Cook Strait Swim, New Zealand

Saturday, April 24, 2010

Safety in cold water swims

Today, I started my open water training at Pine Point Beach. It was an absolutely gorgeous day--- mild breeze with air temp of 60 degrees and water temp of 46. I swam for a short time as planned. This early stage of transitioning from pool to ocean is gradual. When swimming in very cold water, safety is the main concern. One of my crew members will "spot" me while I swim in waist depth water parallel to the beach.

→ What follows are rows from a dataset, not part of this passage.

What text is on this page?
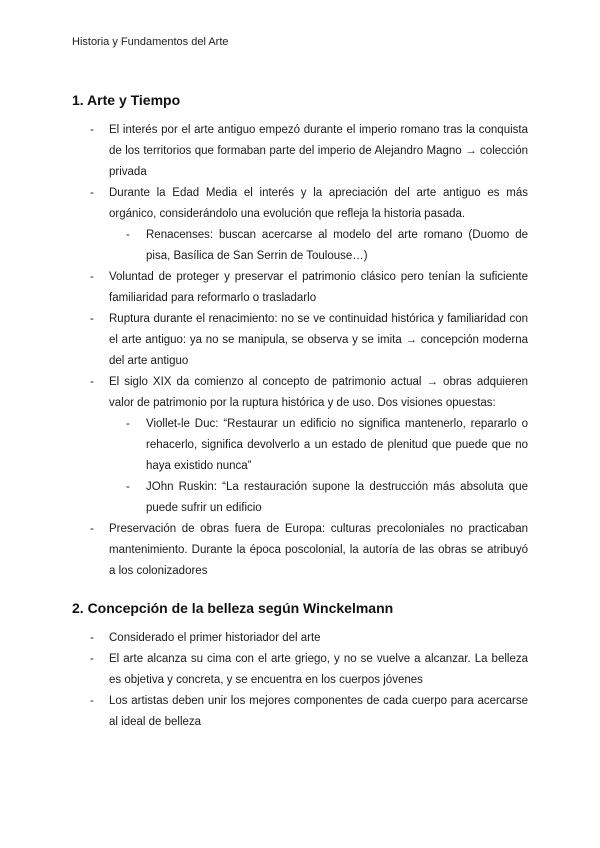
Historia y Fundamentos del Arte
1. Arte y Tiempo
- El interés por el arte antiguo empezó durante el imperio romano tras la conquista de los territorios que formaban parte del imperio de Alejandro Magno → colección privada
- Durante la Edad Media el interés y la apreciación del arte antiguo es más orgánico, considerándolo una evolución que refleja la historia pasada.
- Renacenses: buscan acercarse al modelo del arte romano (Duomo de pisa, Basílica de San Serrin de Toulouse…)
- Voluntad de proteger y preservar el patrimonio clásico pero tenían la suficiente familiaridad para reformarlo o trasladarlo
- Ruptura durante el renacimiento: no se ve continuidad histórica y familiaridad con el arte antiguo: ya no se manipula, se observa y se imita → concepción moderna del arte antiguo
- El siglo XIX da comienzo al concepto de patrimonio actual → obras adquieren valor de patrimonio por la ruptura histórica y de uso. Dos visiones opuestas:
- Viollet-le Duc: “Restaurar un edificio no significa mantenerlo, repararlo o rehacerlo, significa devolverlo a un estado de plenitud que puede que no haya existido nunca”
- JOhn Ruskin: “La restauración supone la destrucción más absoluta que puede sufrir un edificio
- Preservación de obras fuera de Europa: culturas precoloniales no practicaban mantenimiento. Durante la época poscolonial, la autoría de las obras se atribuyó a los colonizadores
2. Concepción de la belleza según Winckelmann
- Considerado el primer historiador del arte
- El arte alcanza su cima con el arte griego, y no se vuelve a alcanzar. La belleza es objetiva y concreta, y se encuentra en los cuerpos jóvenes
- Los artistas deben unir los mejores componentes de cada cuerpo para acercarse al ideal de belleza
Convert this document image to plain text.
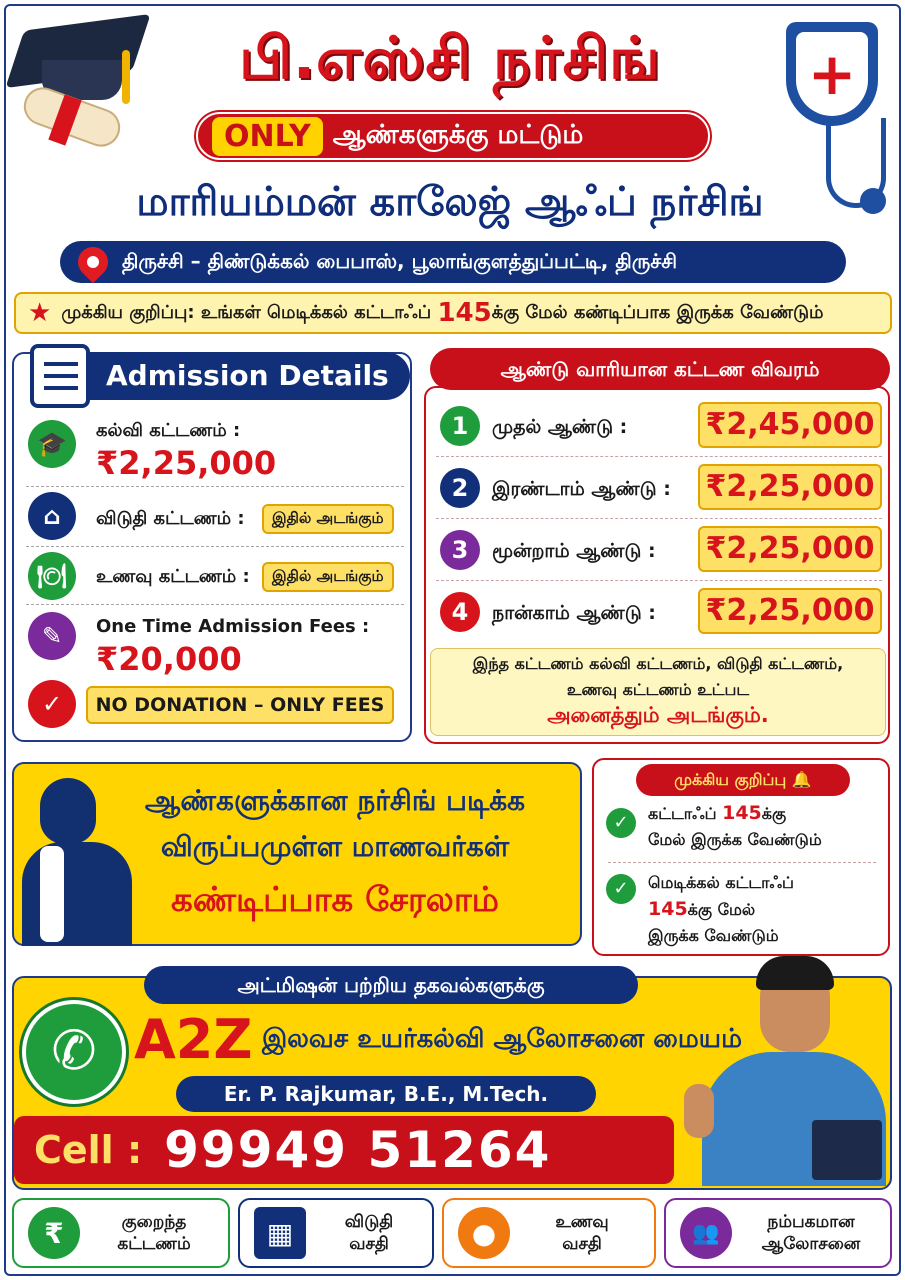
+
பி.எஸ்சி நர்சிங்
ONLY ஆண்களுக்கு மட்டும்
மாரியம்மன் காலேஜ் ஆஃப் நர்சிங்
திருச்சி – திண்டுக்கல் பைபாஸ், பூலாங்குளத்துப்பட்டி, திருச்சி
★ முக்கிய குறிப்பு: உங்கள் மெடிக்கல் கட்டாஃப்
145 க்கு மேல் கண்டிப்பாக இருக்க வேண்டும்
Admission Details
🎓	கல்வி கட்டணம் :
₹2,25,000
⌂	விடுதி கட்டணம் :	இதில் அடங்கும்
🍽	உணவு கட்டணம் :	இதில் அடங்கும்
✎	One Time Admission Fees :
₹20,000
✓	NO DONATION – ONLY FEES
ஆண்டு வாரியான கட்டண விவரம்
1	முதல் ஆண்டு :	₹2,45,000
2	இரண்டாம் ஆண்டு : ₹2,25,000
3	மூன்றாம் ஆண்டு : ₹2,25,000
4	நான்காம் ஆண்டு : ₹2,25,000
இந்த கட்டணம் கல்வி கட்டணம், விடுதி கட்டணம்,
உணவு கட்டணம் உட்பட
அனைத்தும் அடங்கும்.
ஆண்களுக்கான நர்சிங் படிக்க
விருப்பமுள்ள மாணவர்கள்
கண்டிப்பாக சேரலாம்
முக்கிய குறிப்பு 🔔
✓	கட்டாஃப் 145க்கு
மேல் இருக்க வேண்டும்
✓	மெடிக்கல் கட்டாஃப்
145க்கு மேல்
இருக்க வேண்டும்
அட்மிஷன் பற்றிய தகவல்களுக்கு
✆ A2Z இலவச உயர்கல்வி ஆலோசனை மையம்
Er. P. Rajkumar, B.E., M.Tech.
Cell : 99949 51264
₹	குறைந்த
கட்டணம்	▦	விடுதி
வசதி	●	உணவு
வசதி	👥	நம்பகமான
ஆலோசனை
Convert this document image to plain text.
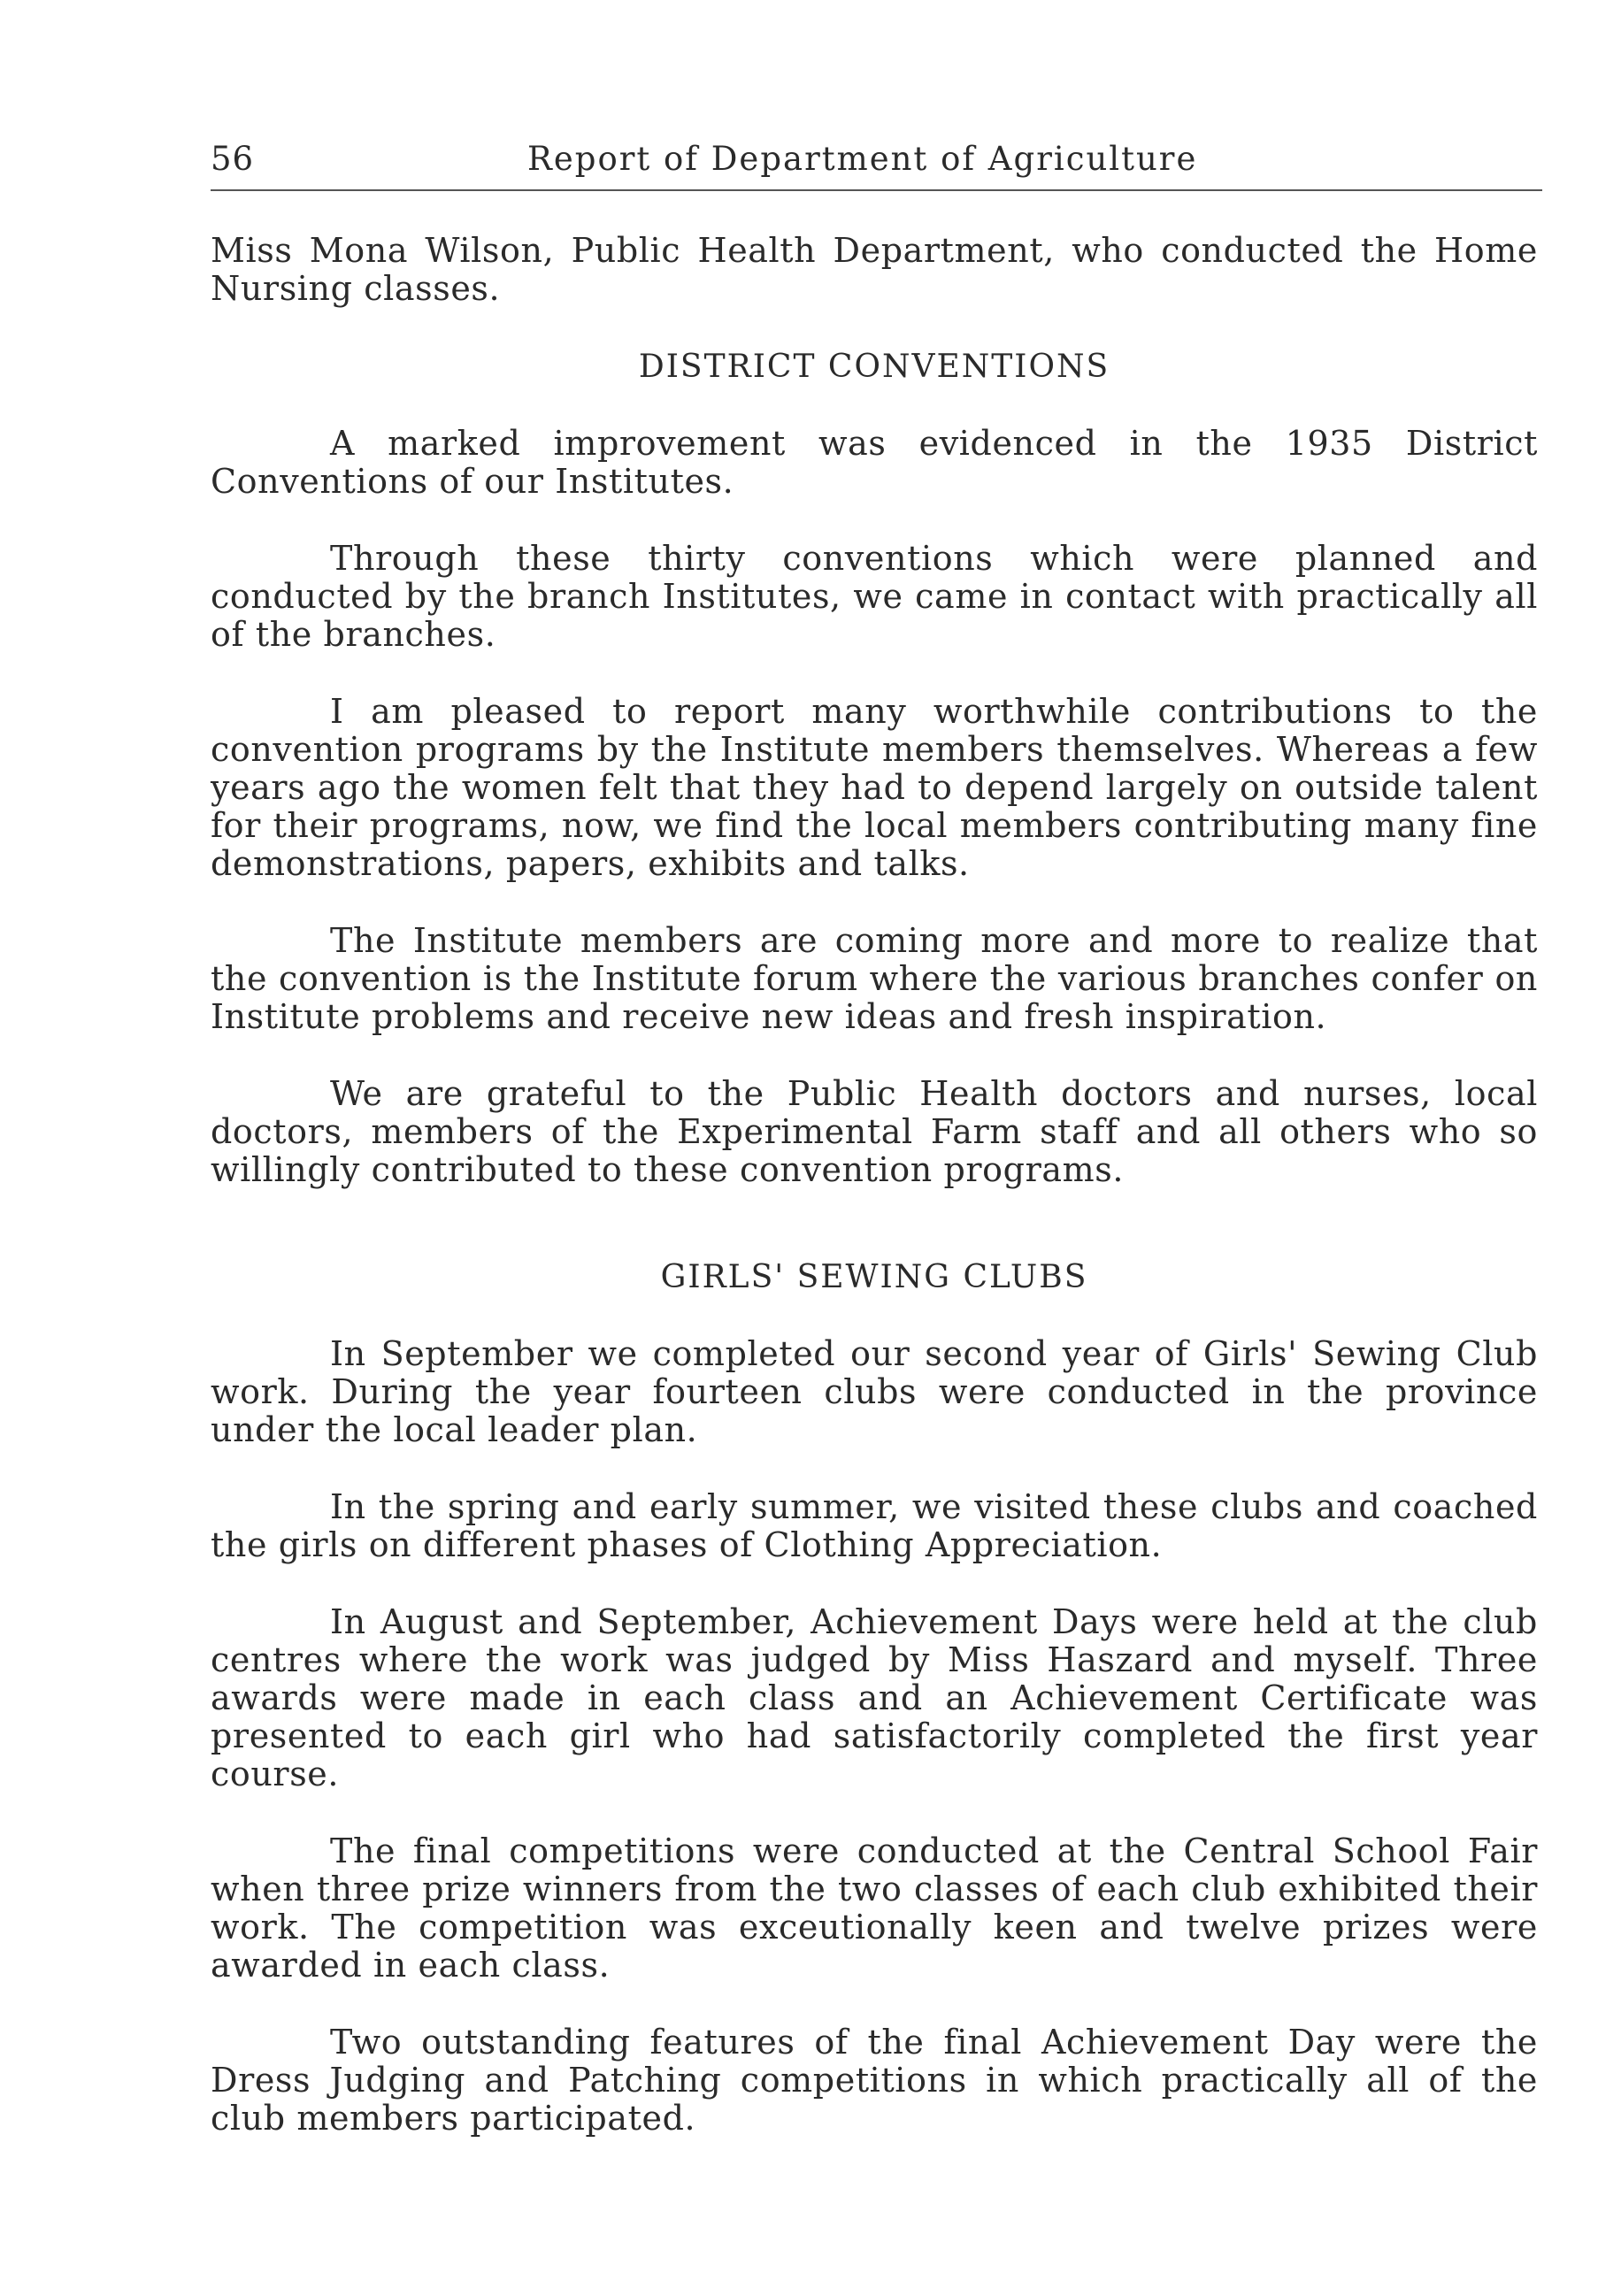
56	Report of Department of Agriculture

Miss Mona Wilson, Public Health Department, who conducted the Home Nursing classes.

DISTRICT CONVENTIONS

A marked improvement was evidenced in the 1935 District Conventions of our Institutes.

Through these thirty conventions which were planned and conducted by the branch Institutes, we came in contact with practically all of the branches.

I am pleased to report many worthwhile contributions to the convention programs by the Institute members themselves. Whereas a few years ago the women felt that they had to depend largely on outside talent for their programs, now, we find the local members contributing many fine demonstrations, papers, exhibits and talks.

The Institute members are coming more and more to realize that the convention is the Institute forum where the various branches confer on Institute problems and receive new ideas and fresh inspiration.

We are grateful to the Public Health doctors and nurses, local doctors, members of the Experimental Farm staff and all others who so willingly contributed to these convention programs.

GIRLS' SEWING CLUBS

In September we completed our second year of Girls' Sewing Club work. During the year fourteen clubs were conducted in the province under the local leader plan.

In the spring and early summer, we visited these clubs and coached the girls on different phases of Clothing Appreciation.

In August and September, Achievement Days were held at the club centres where the work was judged by Miss Haszard and myself. Three awards were made in each class and an Achievement Certificate was presented to each girl who had satisfactorily completed the first year course.

The final competitions were conducted at the Central School Fair when three prize winners from the two classes of each club exhibited their work. The competition was exceutionally keen and twelve prizes were awarded in each class.

Two outstanding features of the final Achievement Day were the Dress Judging and Patching competitions in which practically all of the club members participated.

I did not exhibit any symptoms of hypothermia. Each of us know the sign and symptoms of hypothermia---decreased stroke rate, spreading of fingers, and cramping of fingers. The swimmer must be alert to these early signs. Also, the swimmer must monitor their own thought process (hypothermia will cause slow thought process). If one hesitates in simple self-questioning of "date" "middle names of family members" etc., it's time to get out of the water immediately. Also, when the swimmer walks out of the water--- unsteady gait, slow garbled speech, and difficulty answering questions are signs of hypothermia. Before the swim, crew member and swimmer will have a plan of action if hypothermia develops.... blankets, warm clothing, warm liquids and an emergency plan. There is various degrees of hypothermia and each level needs to be taken seriously. The goal of cold water training for marathon swimmers is to have a safe swim without developing hypothermia. Remember be safe and have a fun swim.